Though not dangerous, the effects of hyperventilation include chest pains, lightheadedness, trouble breathing, and more. Your body also has what’s known as a “paradoxical” reaction. Even though you have too much oxygen in your blood, your body feels as though you’re not getting enough air, causing you to breathe even faster or try to yawn/breathe deeply. Then, when there isn’t enough room for the air to go, it restricts that breathing and leads to that feeling of being unable to get enough air.
How to Control Hyperventilation During a Panic Attack
When you feel like a panic attack may be starting, the best thing you can do is fight the urge to take deep breaths or yawn, and instead take slow, controlled breaths that give your body a chance to re-create the carbon dioxide it needs. You can do this with the following breathing technique:
- Take in air slowly through your nose. It should take at least 5 seconds.

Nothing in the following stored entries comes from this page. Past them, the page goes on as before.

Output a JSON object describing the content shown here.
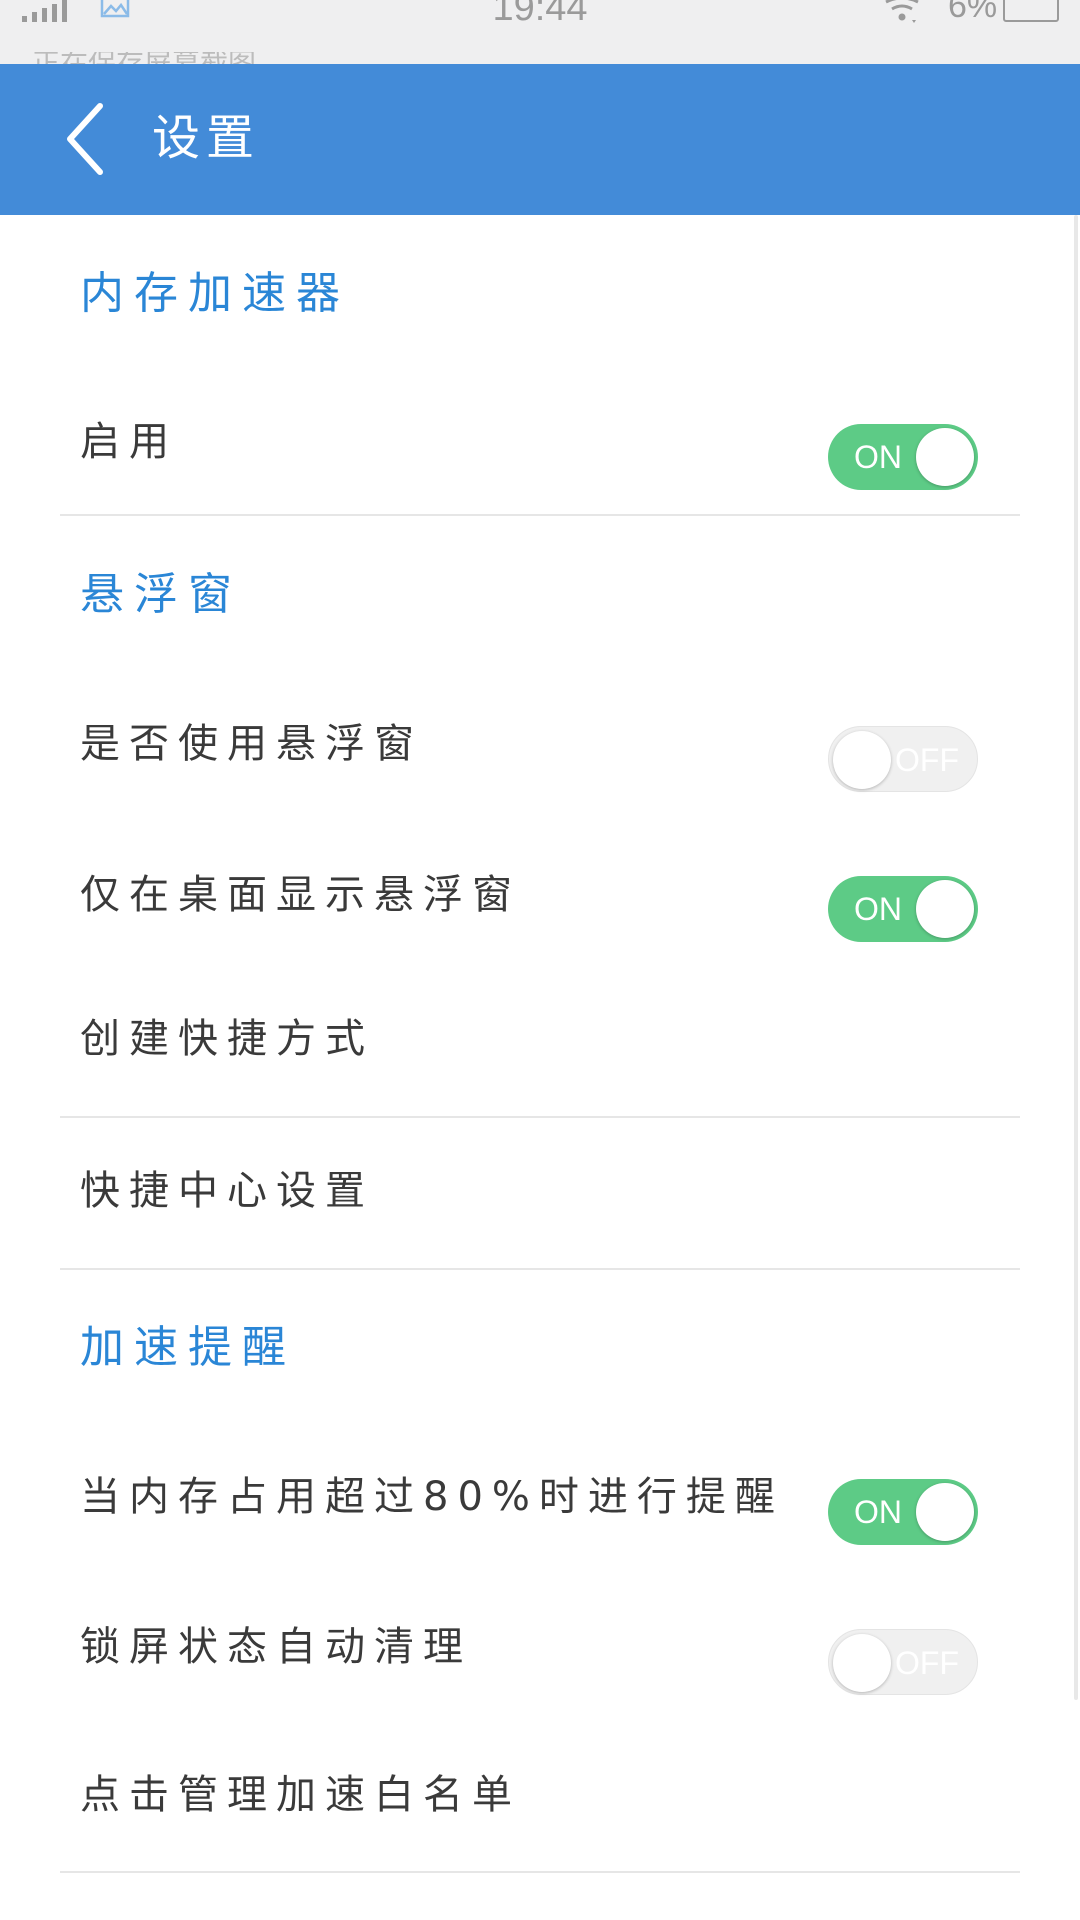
{
  "status_bar": {
    "time": "19:44",
    "battery_text": "6%",
    "notification_text": "正在保存屏幕截图..."
  },
  "header": {
    "title": "设置",
    "back_icon": "chevron-left-icon",
    "color": "#438bd8"
  },
  "sections": [
    {
      "title": "内存加速器",
      "rows": [
        {
          "label": "启用",
          "toggle": "ON"
        }
      ]
    },
    {
      "title": "悬浮窗",
      "rows": [
        {
          "label": "是否使用悬浮窗",
          "toggle": "OFF"
        },
        {
          "label": "仅在桌面显示悬浮窗",
          "toggle": "ON"
        },
        {
          "label": "创建快捷方式"
        },
        {
          "label": "快捷中心设置"
        }
      ]
    },
    {
      "title": "加速提醒",
      "rows": [
        {
          "label": "当内存占用超过80%时进行提醒",
          "toggle": "ON"
        },
        {
          "label": "锁屏状态自动清理",
          "toggle": "OFF"
        },
        {
          "label": "点击管理加速白名单"
        }
      ]
    }
  ],
  "colors": {
    "section_title": "#2a86d6",
    "toggle_on": "#5dcb86",
    "toggle_off": "#f0f0f0"
  }
}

- Hold for 2 to 3 full seconds. This gives your body time to create some CO2.
- Breathe out slowly (about 7 seconds) through pursed lips, like you are trying to whistle.
Panic attacks are very complex, and not everyone benefits from this type of breathing. But when the symptoms of your panic attacks are caused primarily by hyperventilation, this type of breathing strategy can help reduce the severity of the physical component of the attack so that it feels less overwhelming, and more in your control.